RichardWassersug

2009: Human Posture in Public Space: Handholding in Same-Sex Couples

The act of touching between men and women is an important means of expressing intimacy. Touching conveys different messages or meanings related to intimacy, status and power. Touching also varies with gender, culture and age. Handholding is a little-researched, major form of reciprocal touch between men and women. However, when it comes to handholding in same sex couples, we know almost nothing.

Both men and women rate handholding as the most intimate and least dominating form of touch. While handholding has been characterized as a nearly equal non-verbal practice between sexes, the details of the act could be seen as fitting traditional male superiority: studies on hand-holding in heterosexual couples have shown that men’s hands were significantly more likely to be the upper one in couples of differing heights, ages, hand preferences, ethnicity, and culture. Men’s hands were more likely to lead, regardless of the sex of the initiator of public handholding, indicating possible sex, status, and power differences (real or perceived) between partners.

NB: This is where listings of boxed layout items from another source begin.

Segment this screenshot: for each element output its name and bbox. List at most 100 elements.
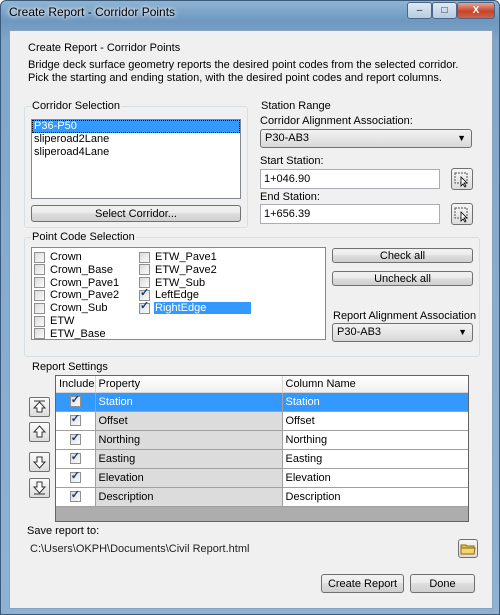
pick-start-station-button[interactable]: [451, 168, 473, 190]
point-code-checkbox[interactable]: [34, 328, 45, 340]
title-bar[interactable]: Create Report - Corridor Points – □ X: [1, 1, 499, 23]
point-code-item[interactable]: Crown_Pave2: [34, 289, 120, 302]
include-cell[interactable]: [56, 392, 96, 412]
include-cell[interactable]: [56, 487, 96, 507]
maximize-button[interactable]: □: [432, 2, 457, 19]
property-cell[interactable]: Station: [95, 392, 283, 412]
include-checkbox[interactable]: [69, 412, 81, 427]
check-all-button[interactable]: Check all: [332, 248, 473, 263]
property-cell[interactable]: Northing: [95, 430, 283, 450]
point-code-list[interactable]: Crown Crown_Base Crown_Pave1 Crown_Pave2 Cro…: [31, 247, 326, 340]
include-checkbox[interactable]: [69, 469, 81, 484]
point-code-label: Crown_Base: [50, 263, 113, 276]
point-code-item[interactable]: Crown_Base: [34, 264, 114, 277]
point-code-checkbox[interactable]: [139, 251, 150, 263]
point-code-label: Crown_Pave1: [50, 276, 120, 289]
table-row[interactable]: NorthingNorthing: [56, 430, 468, 450]
move-top-button[interactable]: [29, 397, 50, 417]
dialog-body: Create Report - Corridor Points Bridge d…: [9, 30, 493, 609]
point-code-label: LeftEdge: [155, 289, 200, 302]
table-row[interactable]: StationStation: [56, 392, 468, 412]
move-down-button[interactable]: [29, 452, 50, 472]
window-title: Create Report - Corridor Points: [9, 5, 176, 19]
point-code-label: ETW: [50, 315, 75, 327]
include-checkbox[interactable]: [69, 431, 81, 446]
point-code-checkbox[interactable]: [139, 300, 150, 314]
corridor-list[interactable]: P36-P50 sliperoad2Lane sliperoad4Lane: [31, 119, 241, 199]
corridor-item-p36-p50[interactable]: P36-P50: [32, 120, 240, 133]
point-code-checkbox[interactable]: [139, 264, 150, 276]
point-code-label: ETW_Pave2: [155, 263, 217, 276]
point-code-label: Crown: [50, 251, 82, 263]
save-path-field[interactable]: C:\Users\OKPH\Documents\Civil Report.htm…: [27, 541, 451, 559]
include-checkbox[interactable]: [69, 488, 81, 503]
done-button[interactable]: Done: [410, 574, 475, 593]
include-cell[interactable]: [56, 411, 96, 431]
table-row[interactable]: OffsetOffset: [56, 411, 468, 431]
minimize-button[interactable]: –: [407, 2, 432, 19]
move-up-button[interactable]: [29, 422, 50, 442]
include-cell[interactable]: [56, 430, 96, 450]
column-header-include[interactable]: Include: [56, 376, 96, 393]
column-name-cell[interactable]: Offset: [282, 411, 468, 431]
point-code-checkbox[interactable]: [34, 302, 45, 314]
point-code-checkbox[interactable]: [34, 315, 45, 327]
property-cell[interactable]: Easting: [95, 449, 283, 469]
point-code-label: Crown_Pave2: [50, 289, 120, 302]
report-settings-grid[interactable]: Include Property Column Name StationStat…: [55, 375, 469, 522]
browse-folder-button[interactable]: [458, 539, 478, 558]
point-code-item[interactable]: Crown: [34, 251, 83, 264]
point-code-item[interactable]: Crown_Pave1: [34, 277, 120, 290]
corridor-item-sliperoad2lane[interactable]: sliperoad2Lane: [32, 133, 240, 146]
chevron-down-icon: ▼: [458, 327, 467, 337]
point-code-item[interactable]: ETW_Pave2: [139, 264, 218, 277]
include-cell[interactable]: [56, 449, 96, 469]
point-code-item[interactable]: ETW_Base: [34, 328, 107, 341]
select-corridor-button[interactable]: Select Corridor...: [31, 205, 241, 222]
point-code-item[interactable]: ETW_Pave1: [139, 251, 218, 264]
close-button[interactable]: X: [457, 2, 495, 19]
arrow-bottom-icon: [32, 481, 47, 495]
end-station-field[interactable]: 1+656.39: [260, 204, 440, 224]
uncheck-all-button[interactable]: Uncheck all: [332, 271, 473, 286]
dialog-window: Create Report - Corridor Points – □ X Cr…: [0, 0, 500, 615]
column-header-property[interactable]: Property: [95, 376, 283, 393]
point-code-item[interactable]: RightEdge: [139, 300, 252, 315]
arrow-down-icon: [32, 456, 47, 469]
column-name-cell[interactable]: Description: [282, 487, 468, 507]
corridor-item-sliperoad4lane[interactable]: sliperoad4Lane: [32, 146, 240, 159]
column-name-cell[interactable]: Elevation: [282, 468, 468, 488]
point-code-label: Crown_Sub: [50, 302, 108, 315]
column-name-cell[interactable]: Northing: [282, 430, 468, 450]
table-row[interactable]: DescriptionDescription: [56, 487, 468, 507]
point-code-checkbox[interactable]: [34, 264, 45, 276]
include-checkbox[interactable]: [69, 393, 81, 408]
point-code-item[interactable]: Crown_Sub: [34, 302, 108, 315]
point-code-checkbox[interactable]: [34, 251, 45, 263]
arrow-up-icon: [32, 425, 47, 438]
point-code-label: ETW_Base: [50, 327, 106, 340]
point-code-checkbox[interactable]: [34, 289, 45, 301]
column-name-cell[interactable]: Easting: [282, 449, 468, 469]
station-range-label: Station Range: [260, 100, 332, 112]
include-checkbox[interactable]: [69, 450, 81, 465]
report-settings-label: Report Settings: [31, 361, 109, 373]
property-cell[interactable]: Offset: [95, 411, 283, 431]
table-row[interactable]: ElevationElevation: [56, 468, 468, 488]
create-report-button[interactable]: Create Report: [321, 574, 404, 593]
include-cell[interactable]: [56, 468, 96, 488]
property-cell[interactable]: Elevation: [95, 468, 283, 488]
column-name-cell[interactable]: Station: [282, 392, 468, 412]
pick-end-station-button[interactable]: [451, 203, 473, 225]
property-cell[interactable]: Description: [95, 487, 283, 507]
save-report-label: Save report to:: [27, 525, 100, 537]
start-station-field[interactable]: 1+046.90: [260, 169, 440, 189]
column-header-column-name[interactable]: Column Name: [282, 376, 468, 393]
point-code-item[interactable]: ETW: [34, 315, 75, 328]
move-bottom-button[interactable]: [29, 478, 50, 498]
corridor-alignment-dropdown[interactable]: P30-AB3 ▼: [260, 129, 472, 148]
corridor-alignment-value: P30-AB3: [265, 132, 310, 144]
table-row[interactable]: EastingEasting: [56, 449, 468, 469]
point-code-checkbox[interactable]: [34, 277, 45, 289]
report-alignment-dropdown[interactable]: P30-AB3 ▼: [332, 323, 473, 342]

We hypothesize that hand-holding posture might be predictive of the dynamics within lesbian dyads. Due to previous studies’ conclusions about handholding and their possible indication of status and power differences in heterosexual couples, we hypothesize that the same may be true in terms of who has the leading hand in same sex couples. This will be the first study to look at the significance of hand holding in adults that factor out sex differences in a couple.